Das Florettfechten stellt eine verfeinerte Technik der alten italienischen Schule dar. Es macht die Kunst des Fechtens noch perfekter. Einige Konzepte entstammen jedoch mehr der Theorie als der Praxis. Das Florettfechten wurde zu einer künstlichen Wissenschaft und verliert so praktische kämpferische Aspekte, was wiederum Anfang des 19. Jahrhunderts in Frankreich zu einer neuen Schultechnik für das Degenfechten führte.

Der Degen – das Schwert – ist die Waffe, die für Duelle verwendet wird. Nach dem 2. Weltkrieg wurden die Begegnungen eher selten. Beim klassischen Fechten werden inzwischen wieder vereinzelt scharfe Dreikantfangspitzen verwendet, zuletzt bis etwa 1950. Diese Spitzen werden auf die Klingen aufgeschraubt oder aufgeschweißt. Bei einem Treffer gleitet die Klinge nicht am Fechtanzug ab, sondern haftet. Das Fechten mit solchen Klingen ist sehr realistisch, gibt das Gefühl, eine scharfe Waffen zu führen. Die modernen Fechtanzüge gewähren einen sicheren Schutz vor Verletzungen, im übrigen sind die Fangspitzen nur einige Zehntel Millimeter lang. So ist auch die Trefferbeurteilung deutlich einfacher (beim klassischen Fechten zählen nur Treffer, die eine sichtbare Biegung der Klinge erkennen lassen oder als Treffer vom Fechter wirklich wahrgenommen werden).

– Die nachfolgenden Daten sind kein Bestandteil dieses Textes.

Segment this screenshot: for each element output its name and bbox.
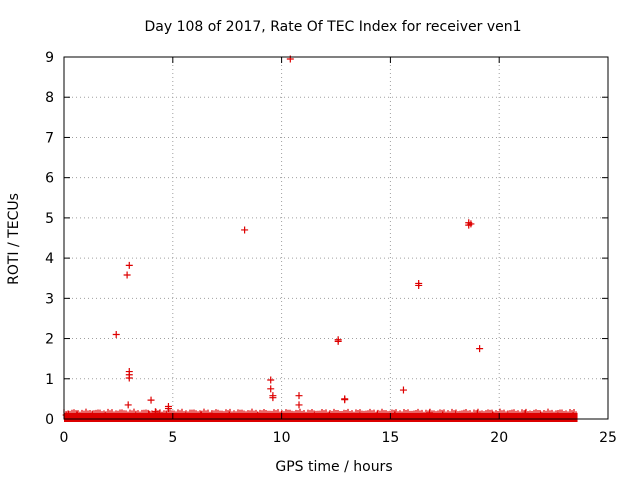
data-point	[125, 261, 133, 269]
data-point	[426, 409, 434, 417]
data-point	[391, 411, 399, 419]
data-point	[521, 409, 529, 417]
data-point	[73, 411, 81, 419]
x-tick-label: 25	[599, 430, 617, 446]
data-point	[254, 411, 262, 419]
data-point	[147, 396, 155, 404]
data-point	[156, 409, 164, 417]
data-point	[267, 385, 275, 393]
y-tick-label: 8	[45, 90, 54, 106]
grid-lines	[64, 57, 608, 419]
data-point	[197, 411, 205, 419]
data-point	[356, 411, 364, 419]
data-point	[452, 410, 460, 418]
data-point	[439, 411, 447, 419]
x-tick-label: 20	[490, 430, 508, 446]
y-tick-label: 5	[45, 211, 54, 227]
data-point	[467, 220, 475, 228]
baseline-band-layer	[63, 408, 578, 422]
plot-frame	[63, 56, 609, 420]
data-point	[145, 410, 153, 418]
data-point	[476, 345, 484, 353]
y-tick-label: 0	[45, 412, 54, 428]
data-point	[504, 410, 512, 418]
data-point	[267, 376, 275, 384]
data-point	[269, 394, 277, 402]
data-point	[64, 410, 72, 418]
y-axis-label: ROTI / TECUs	[6, 193, 22, 285]
x-tick-label: 5	[168, 430, 177, 446]
y-tick-label: 7	[45, 130, 54, 146]
y-tick-label: 6	[45, 171, 54, 187]
y-tick-label: 4	[45, 251, 54, 267]
x-tick-label: 10	[273, 430, 291, 446]
data-point	[124, 401, 132, 409]
data-point	[295, 392, 303, 400]
y-tick-label: 3	[45, 291, 54, 307]
data-point	[310, 411, 318, 419]
data-point	[415, 281, 423, 289]
data-points	[62, 55, 577, 420]
data-point	[182, 411, 190, 419]
data-point	[132, 411, 140, 419]
axis-ticks: 0 5 10 15 20 25 0 1 2 3 4 5 6 7 8 9	[45, 50, 617, 446]
y-tick-label: 1	[45, 372, 54, 388]
data-point	[489, 411, 497, 419]
x-tick-label: 15	[381, 430, 399, 446]
baseline-band	[64, 412, 578, 422]
x-axis-label: GPS time / hours	[275, 459, 392, 475]
data-point	[537, 411, 545, 419]
data-point	[399, 386, 407, 394]
data-point	[334, 337, 342, 345]
data-point	[162, 410, 170, 418]
data-point	[101, 412, 109, 420]
data-point	[325, 411, 333, 419]
data-point	[241, 226, 249, 234]
data-point	[569, 412, 577, 420]
data-point	[208, 410, 216, 418]
data-point	[373, 410, 381, 418]
chart-title: Day 108 of 2017, Rate Of TEC Index for r…	[144, 19, 521, 35]
data-point	[123, 271, 131, 279]
data-point	[125, 374, 133, 382]
x-tick-label: 0	[60, 430, 69, 446]
y-tick-label: 9	[45, 50, 54, 66]
data-point	[295, 401, 303, 409]
data-point	[225, 411, 233, 419]
y-tick-label: 2	[45, 332, 54, 348]
data-point	[164, 405, 172, 413]
data-point	[112, 331, 120, 339]
data-point	[554, 411, 562, 419]
data-point	[88, 410, 96, 418]
data-point	[341, 396, 349, 404]
data-point	[151, 408, 159, 416]
data-point	[473, 409, 481, 417]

Es gibt Turniere – auch bei den klassischen Fechtern. Häufig werden diese jedoch ohne Trefferzählung durchgeführt. Der Fechter soll nach dem Kampf für sich selbst entscheiden, ob er unbeschadet, mit leichten Blessuren, schwerer Verletzung oder gar nicht vom Kampfplatz gegangen wäre.